Effective April 1, 2008, the Trustees amend the Prescription Drug Benefits as set out below in the new Section 5.9 of the Summary Plan Description of November 1, 2006.
Part V Open Access III Prescription Drug Benefits for Employees and Dependents is amended by deleting the text on Page 93 following the heading “The following classes of medications are covered but require the use of a front-line treatment or may be limited tin quantity or duration of treatment” and adding Section 5.9 and 5.10 as follows:
Section 5.9 Step Therapy
1. Step Therapy is a program designed especially for people who take prescription drugs regularly to treat ongoing medical conditions, such as arthritis and high blood pressure.
2. Step Therapies are developed under the guidance and direction of independent, doctors, pharmacists and other medical experts after review of the most current research on available drugs that have been clinically tested and approved by the FDA for safety and effectiveness.
Step Therapy medication is grouped into two categories:
• Front-Line Medications: It is recommended that you first try these drugs — they are usually generic medications, which have been proven safe and effective. You pay the lowest co-payment for these drugs.

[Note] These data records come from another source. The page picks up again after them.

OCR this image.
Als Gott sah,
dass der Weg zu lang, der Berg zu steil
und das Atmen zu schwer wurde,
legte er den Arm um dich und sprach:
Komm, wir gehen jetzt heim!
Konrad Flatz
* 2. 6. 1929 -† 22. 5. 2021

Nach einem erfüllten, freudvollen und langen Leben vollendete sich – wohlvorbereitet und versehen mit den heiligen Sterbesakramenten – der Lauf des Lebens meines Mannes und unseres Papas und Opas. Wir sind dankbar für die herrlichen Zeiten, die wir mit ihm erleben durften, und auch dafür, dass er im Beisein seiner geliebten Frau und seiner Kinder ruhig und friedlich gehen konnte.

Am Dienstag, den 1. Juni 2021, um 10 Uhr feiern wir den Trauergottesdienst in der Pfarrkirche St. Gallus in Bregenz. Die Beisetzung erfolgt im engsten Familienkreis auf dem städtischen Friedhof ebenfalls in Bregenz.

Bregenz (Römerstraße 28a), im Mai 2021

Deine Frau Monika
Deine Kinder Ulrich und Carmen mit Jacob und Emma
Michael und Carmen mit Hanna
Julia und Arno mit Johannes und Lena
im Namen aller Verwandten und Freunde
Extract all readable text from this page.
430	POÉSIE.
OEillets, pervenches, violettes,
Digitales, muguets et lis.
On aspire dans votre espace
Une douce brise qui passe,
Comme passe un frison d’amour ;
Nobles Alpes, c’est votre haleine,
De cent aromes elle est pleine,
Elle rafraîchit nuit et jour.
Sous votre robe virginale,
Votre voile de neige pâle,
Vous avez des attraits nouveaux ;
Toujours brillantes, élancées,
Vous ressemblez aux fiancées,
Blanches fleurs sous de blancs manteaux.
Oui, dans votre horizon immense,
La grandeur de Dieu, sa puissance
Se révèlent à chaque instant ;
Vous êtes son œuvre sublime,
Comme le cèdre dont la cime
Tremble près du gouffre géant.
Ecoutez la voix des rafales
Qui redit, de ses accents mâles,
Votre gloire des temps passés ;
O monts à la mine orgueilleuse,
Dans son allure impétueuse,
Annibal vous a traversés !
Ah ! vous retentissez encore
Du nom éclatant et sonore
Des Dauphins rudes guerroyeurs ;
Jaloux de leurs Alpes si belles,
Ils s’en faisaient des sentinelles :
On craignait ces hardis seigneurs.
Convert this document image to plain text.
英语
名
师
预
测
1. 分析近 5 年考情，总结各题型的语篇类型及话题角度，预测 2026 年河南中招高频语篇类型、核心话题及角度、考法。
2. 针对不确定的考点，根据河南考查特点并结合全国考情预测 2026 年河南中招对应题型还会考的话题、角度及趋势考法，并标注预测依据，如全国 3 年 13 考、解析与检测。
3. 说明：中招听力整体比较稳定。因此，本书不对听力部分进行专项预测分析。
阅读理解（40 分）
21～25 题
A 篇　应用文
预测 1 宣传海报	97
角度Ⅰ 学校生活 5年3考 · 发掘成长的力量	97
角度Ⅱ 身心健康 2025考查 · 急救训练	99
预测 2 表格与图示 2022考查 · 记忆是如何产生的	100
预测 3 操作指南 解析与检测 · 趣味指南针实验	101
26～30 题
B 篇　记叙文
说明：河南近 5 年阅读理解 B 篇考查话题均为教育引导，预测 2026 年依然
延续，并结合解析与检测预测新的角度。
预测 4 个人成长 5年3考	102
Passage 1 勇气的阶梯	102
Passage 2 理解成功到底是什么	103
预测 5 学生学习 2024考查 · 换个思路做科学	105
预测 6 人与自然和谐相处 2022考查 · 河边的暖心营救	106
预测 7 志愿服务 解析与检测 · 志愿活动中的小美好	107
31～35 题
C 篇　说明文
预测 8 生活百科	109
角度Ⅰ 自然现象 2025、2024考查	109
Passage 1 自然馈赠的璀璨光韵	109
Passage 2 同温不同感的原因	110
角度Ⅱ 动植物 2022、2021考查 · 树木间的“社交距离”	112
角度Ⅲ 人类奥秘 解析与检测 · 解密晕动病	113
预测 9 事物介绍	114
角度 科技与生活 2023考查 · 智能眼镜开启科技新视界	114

• Back-Up Medications: These are brand-name medications, like those you see advertised on TV. It is recommended that you try these drugs only if a front-line medication doesn’t work for you.
The first time a patient submits a prescription for a drug that is classified as a Back-Up Medication, the pharmacist should inform the patient that their plan uses the Step Therapy program. This means that if the patient would rather not pay full price for the prescription drug, they must first try a Front-Line Medication.
To receive Front-Line Medication:
• If the physician prescribes a Back-Up Medication before the patient has tried a Front-Line Medication, the patient should ask the pharmacist to call the prescribing doctor and request a new prescription.
OR
• The patient should contact the prescribing doctor directly to get a new prescription.
Only a doctor can change a patient’s current prescription to a Front-Line Medication covered by the fund. The choice of drug should be a decision between the patient and the doctor.
If the patient starts taking a prescription drug regularly or is a new member of our plan, he or she may be informed by the pharmacy that the prescribed drug isn’t covered. If this should happen and the patient needs the medication right away, the patient can:
• Talk with the pharmacist about filling a small supply of the prescription right away. (The patient may have to pay full price for this quantity of the drug.)
• To ensure future medication will be covered by the plan, the patient should ask the prescribing doctor to write a new prescription for a Front-Line Medication. Only your physician can change the prescription to a Front-Line Medication.
Some of the medications included in the Step Therapy program are as follows:
• Acid/Peptic Medications
• Antidepressant Medications
• Cholesterol-Lowering
• Non-Steroidal Anti-Inflammatory Drugs (NSAIDs)
• COX-2 Medications (Newest type of non-steroidal anti-inflammatory (NSAIDS) to be approved by the FDA
• ACE Inhibitor Medications
• Antihistamines and Nasal Corticosteroids
• Topical Steroids
Each prescription is covered for a quantity of medication as prescribed by your Physician up to a 30-day supply. If you purchase maintenance drugs under the Maintenance Drug Program described in Section 5.5, you may obtain up to a 90-day supply.
Appeal Process
If the patient has already tried a generic medication covered in the Step Therapy program or is unable to take a medication due to an allergy, or the patient’s doctor decides for medical reasons that a brand name medication is need, the patient should contact the fund office for an override form. The fund’s pharmaceutical consultant will review this form and all information provided by the physician and notify Express Scripts should the drug be approved with the appropriate co-payment. If the override is not approved, the patient may have to pay full price for the drug.
Section 5.10 – Medications with Special Limitations
After review of the most current research, the following guidelines have been established for the fund by independent doctors, pharmacist and other medical experts.
• GI drugs (e.g., Prilosec, Prevacid, Pepcid etc) when such drugs have been prescribed for an individual in excess of one dose per day for more than eight weeks. Continued coverage of such dosage will be subject to review for medical necessity.
• Morphine-related medications after the covered individual has received the medication for 60 days. Coverage of such medication for a longer period of time is available only with Prior Authorization.